O sistema está a falhar no que diz respeito à promoção da emancipação económica destas mulheres? “Eu diria de outro modo: as medidas existentes, mesmo quando funcionam em pleno, revelam-se insuficientes e, por vezes, inadequadas para atender ao perfil e às necessidades efectivas das mulheres vítimas de violência doméstica que são acolhidas em casas de abrigo”, responde Maria das Dores Guerreiro.

“A aquisição de qualificações por parte de quem tenha estado muito tempo isolada e retirada do mercado de trabalho ou nunca tenha exercido actividade profissional pode ser um processo moroso, desajustado do tempo padrão de acolhimento em casa de abrigo. Por outro lado, o valor das bolsas de formação é reduzido e insuficiente para as mulheres entretanto sobreviverem, pagarem as despesas da casa, da alimentação, etc, sobretudo se têm filhos com elas”, diz a socióloga. “Logo, acabam por desistir da obtenção de qualificações e procuram ingressar tão rapidamente quanto possível em empregos precários, mal remunerados, que lhes asseguram pouca autonomia do ponto de vista económico.”

O estudo defende a criação de “cursos de formação profissional para vítimas de violência doméstica — ou em que estas constituam um dos seus tipos de destinatários privilegiados”. Lembra-se que noutras geografias “formações personalizadas dirigidas especificamente a mulheres vítimas, com uma forte componente prática e de relação com entidades empregadoras e com montantes que possibilitem e incentivem a sua frequência” tiveram sucesso. Dão o exemplo do Programa Cualifica na Andaluzia. No capítulo “inserção profissional” diz-se que seria de “ponderar a inclusão de cláusulas de género nos concursos públicos, que atendam à condição de vítima de violência doméstica”.

Questionada pelo PÚBLICO, Teresa Morais, secretária de Estado da Igualdade, mostra ter dúvidas sobre a eficácia de cursos específicos para vítimas, “embora isso possa ser estudado”. É que, diz, as pessoas “têm interesses muito diversificados”.
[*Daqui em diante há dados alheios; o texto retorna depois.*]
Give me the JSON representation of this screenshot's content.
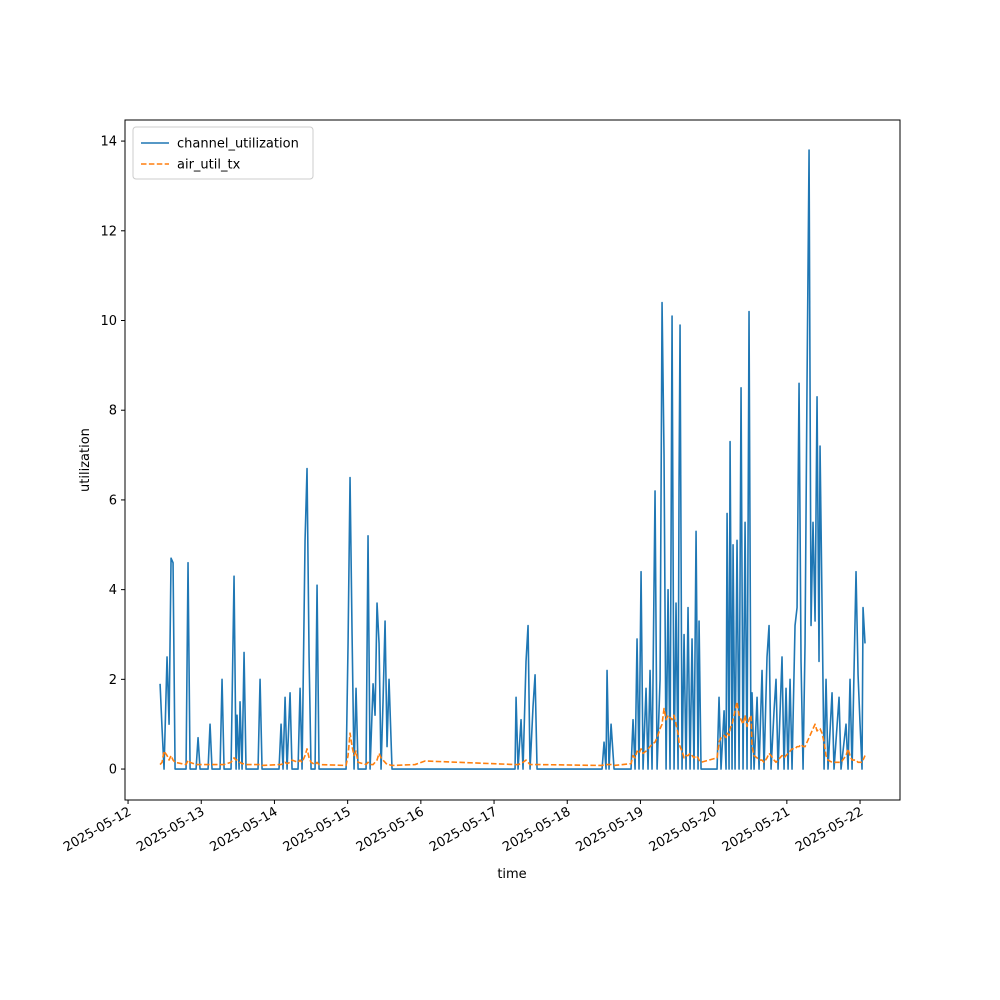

Mas Teresa Morais garante que a formação e o emprego não estão a ser esquecidos no processo de inclusão das mulheres. “De Abril de 2012 a 31 de Maio deste ano 1446 vítimas foram atendidas” em centros de emprego, por grupos especialmente sensíveis a esta questão, diz, e 773 “tiveram colocação em posto de trabalho, ou em medida de emprego e formação profissional ou noutras, como estágio remunerado”. Lembra ainda que empregadores que contratem vítimas “têm direito a um apoio” do Estado.